Similarly, under the plan, Tier 3 category which is the lowest tier, insurers in this category would have maintained a current capital base of the insurance industry, while non-life insurance firms were expected to maintain N3bn, and Life Insurance operators, N2bn, while composite insurers, N5bn.

But as things stand, the insurance firms have become so weak to the extent that they are incapable of providing security and protection for their policyholders and other clients and stakeholders.

In support of increased capitalization, the Commissioner for Insurance, Mohammed Kari, had recently explained that the sector that insures critical sectors like aviation, should not be seen to have capital base less than that of microfinance banks.

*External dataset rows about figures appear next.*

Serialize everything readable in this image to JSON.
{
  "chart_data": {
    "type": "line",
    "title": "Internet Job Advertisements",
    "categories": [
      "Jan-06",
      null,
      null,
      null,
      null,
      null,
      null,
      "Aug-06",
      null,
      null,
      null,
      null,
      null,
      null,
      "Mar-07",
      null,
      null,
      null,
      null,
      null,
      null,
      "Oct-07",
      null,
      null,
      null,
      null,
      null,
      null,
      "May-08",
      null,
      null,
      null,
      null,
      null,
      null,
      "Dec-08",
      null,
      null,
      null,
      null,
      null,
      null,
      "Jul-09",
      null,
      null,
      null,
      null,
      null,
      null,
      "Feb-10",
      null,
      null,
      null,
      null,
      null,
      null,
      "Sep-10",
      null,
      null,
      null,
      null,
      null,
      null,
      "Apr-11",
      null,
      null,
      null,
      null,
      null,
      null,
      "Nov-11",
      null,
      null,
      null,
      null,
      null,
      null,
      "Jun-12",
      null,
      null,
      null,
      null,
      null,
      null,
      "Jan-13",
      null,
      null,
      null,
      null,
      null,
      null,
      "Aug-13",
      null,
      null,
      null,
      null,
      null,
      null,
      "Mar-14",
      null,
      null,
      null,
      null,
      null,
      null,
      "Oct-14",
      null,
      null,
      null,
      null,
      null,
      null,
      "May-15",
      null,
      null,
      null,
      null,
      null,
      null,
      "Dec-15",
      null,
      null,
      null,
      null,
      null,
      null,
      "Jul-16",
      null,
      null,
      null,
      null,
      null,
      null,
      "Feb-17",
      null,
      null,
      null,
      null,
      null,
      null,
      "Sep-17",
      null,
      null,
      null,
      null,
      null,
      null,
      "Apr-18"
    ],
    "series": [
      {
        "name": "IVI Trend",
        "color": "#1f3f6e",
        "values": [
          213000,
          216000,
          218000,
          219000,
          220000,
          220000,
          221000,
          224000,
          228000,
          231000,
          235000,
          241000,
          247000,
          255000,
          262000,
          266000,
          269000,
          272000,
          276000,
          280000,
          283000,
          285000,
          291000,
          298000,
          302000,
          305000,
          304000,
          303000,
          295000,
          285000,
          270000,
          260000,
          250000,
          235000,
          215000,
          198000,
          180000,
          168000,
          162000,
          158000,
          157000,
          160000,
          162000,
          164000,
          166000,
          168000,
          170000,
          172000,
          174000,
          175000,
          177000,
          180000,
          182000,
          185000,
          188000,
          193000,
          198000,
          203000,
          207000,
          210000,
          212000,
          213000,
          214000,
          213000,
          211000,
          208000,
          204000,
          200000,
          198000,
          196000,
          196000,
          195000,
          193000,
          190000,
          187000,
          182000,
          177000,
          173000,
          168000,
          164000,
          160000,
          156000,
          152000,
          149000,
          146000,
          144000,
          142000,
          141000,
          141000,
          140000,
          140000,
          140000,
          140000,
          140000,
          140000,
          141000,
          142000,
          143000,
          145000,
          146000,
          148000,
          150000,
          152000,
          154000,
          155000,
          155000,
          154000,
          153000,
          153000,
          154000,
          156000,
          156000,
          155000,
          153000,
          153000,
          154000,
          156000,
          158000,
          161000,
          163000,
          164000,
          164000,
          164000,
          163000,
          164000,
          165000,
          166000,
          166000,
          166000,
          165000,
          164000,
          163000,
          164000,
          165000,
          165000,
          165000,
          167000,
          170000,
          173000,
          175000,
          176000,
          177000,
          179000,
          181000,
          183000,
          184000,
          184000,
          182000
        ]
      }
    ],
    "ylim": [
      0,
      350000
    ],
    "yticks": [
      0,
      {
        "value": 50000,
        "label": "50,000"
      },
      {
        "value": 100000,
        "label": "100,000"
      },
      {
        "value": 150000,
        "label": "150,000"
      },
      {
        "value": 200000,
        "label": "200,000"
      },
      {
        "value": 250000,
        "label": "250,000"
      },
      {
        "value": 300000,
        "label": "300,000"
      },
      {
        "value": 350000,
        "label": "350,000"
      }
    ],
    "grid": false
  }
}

He said, “Insurance anywhere in the world is the mobiliser of funds and provider of security. You cannot provide security if you don’t have capital. How can you approach a microfinance bank of N5billion and tell them you want to give them protection. What is your capital?”

Implicitly, NAICOM appears willing to go ahead with the increase in capital base, but are constrained by institutional pressures with preference for status quo.

Currently capital base of life insurance firms in Nigeria is N2 billion, that of non -life is N3 billion, composite firms have N5 billion capital while reinsurers have N10 billion capital base.